Other visuals designed to fill out the grossly wordy voice-over include silent reconstructions, in which actors mime the actions described. Inept acting in slightly soft focus is never pretty, but when edited along with a dogged literalness to cover an overlong narration, it is downright ugly. Almost every time the voice-over in the Joan Crawford episode mentions The Will, viewers see the same shots of vacant-faced actors, playing the four Crawford siblings, shaking their heads in wooden disbelief. If Jett Williams says that she and her lawyer listened to her adoption papers being read by an official, three actors on the screen faithfully illustrate the words with their actions. Even when the reconstructed images on the screen speak for themselves, such as Hank Williams’ handwritten note acknowledging Jett as his daughter or Crawford’s alleged beatings of Christina with a wire coat hanger, the voice-over narration describes the shots over and over again.

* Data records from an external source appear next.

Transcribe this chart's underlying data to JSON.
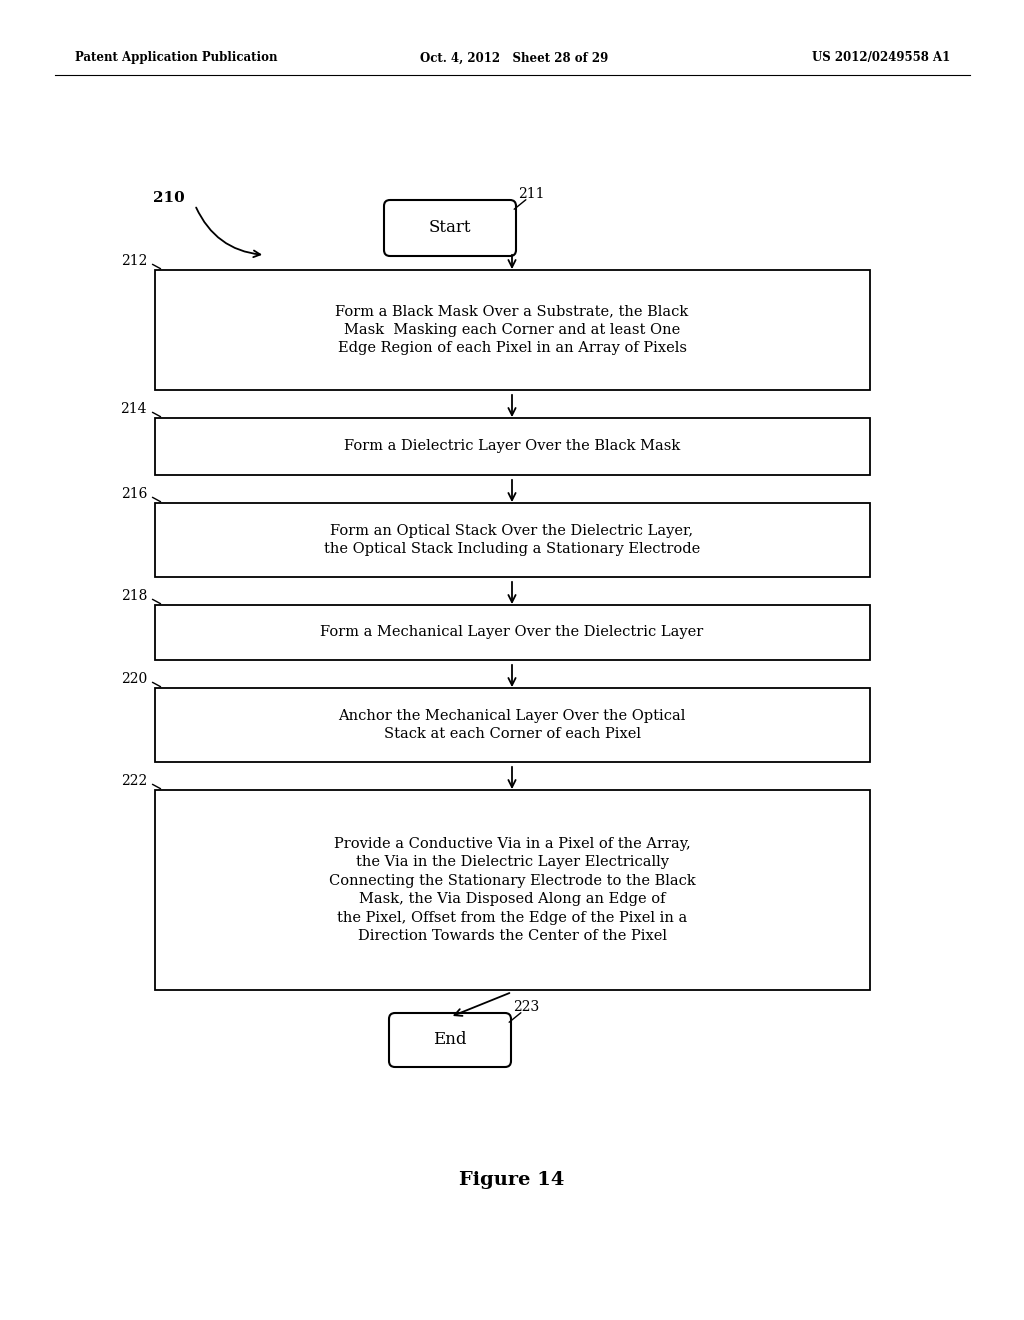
{
  "bg_color": "#ffffff",
  "header_left": "Patent Application Publication",
  "header_mid": "Oct. 4, 2012   Sheet 28 of 29",
  "header_right": "US 2012/0249558 A1",
  "figure_label": "Figure 14",
  "diagram_label": "210",
  "start_label": "211",
  "start_text": "Start",
  "end_label": "223",
  "end_text": "End",
  "boxes": [
    {
      "label": "212",
      "text": "Form a Black Mask Over a Substrate, the Black\nMask  Masking each Corner and at least One\nEdge Region of each Pixel in an Array of Pixels",
      "nlines": 3
    },
    {
      "label": "214",
      "text": "Form a Dielectric Layer Over the Black Mask",
      "nlines": 1
    },
    {
      "label": "216",
      "text": "Form an Optical Stack Over the Dielectric Layer,\nthe Optical Stack Including a Stationary Electrode",
      "nlines": 2
    },
    {
      "label": "218",
      "text": "Form a Mechanical Layer Over the Dielectric Layer",
      "nlines": 1
    },
    {
      "label": "220",
      "text": "Anchor the Mechanical Layer Over the Optical\nStack at each Corner of each Pixel",
      "nlines": 2
    },
    {
      "label": "222",
      "text": "Provide a Conductive Via in a Pixel of the Array,\nthe Via in the Dielectric Layer Electrically\nConnecting the Stationary Electrode to the Black\nMask, the Via Disposed Along an Edge of\nthe Pixel, Offset from the Edge of the Pixel in a\nDirection Towards the Center of the Pixel",
      "nlines": 6
    }
  ]
}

In the Williams episode, the tacky expedience of reconstructions seems particularly gratuitous. First, the story of how the illegitimate child born five days after her father’s death lost and then found her connection to his family twists and turns like a fictional tale. The episode features several interviews, including not only Jett Williams, but also her lawyer (and, subsequently) husband, Keith Adkinson, as well as members of the Alabama judiciary. Williams tells her story as if she followed a solid, if intermittent, paper trail, to her share of the Williams estate. Very little of this original evidence appears in the show, though it would have injected a welcome credibility, and saved the reconstruction actors from unflattering overexposure.
The cumulative effect of these production decisions is nothing more than television as talking wallpaper, a sequence of flickering lights and anodyne noise to cover over an hour. Shows like The Will are portents of the beast that the proliferation of 24/7 TV on hundreds of channels has bred, the symbiosis between small- and medium-sized production companies and behemoths like National Geographic and Discovery. These production companies can cut budgets to the bone by offering basic salaries in over-manned creative and technical markets, and thus provide cheap product for distributors, who cycle packages intensively through their schedules. Even as such practices drive down the quality of material, they also eliminate opportunities for the training of new talent for the future. That is the real revelation of The Will, not the sleazy secrets of the almost famous and long dead.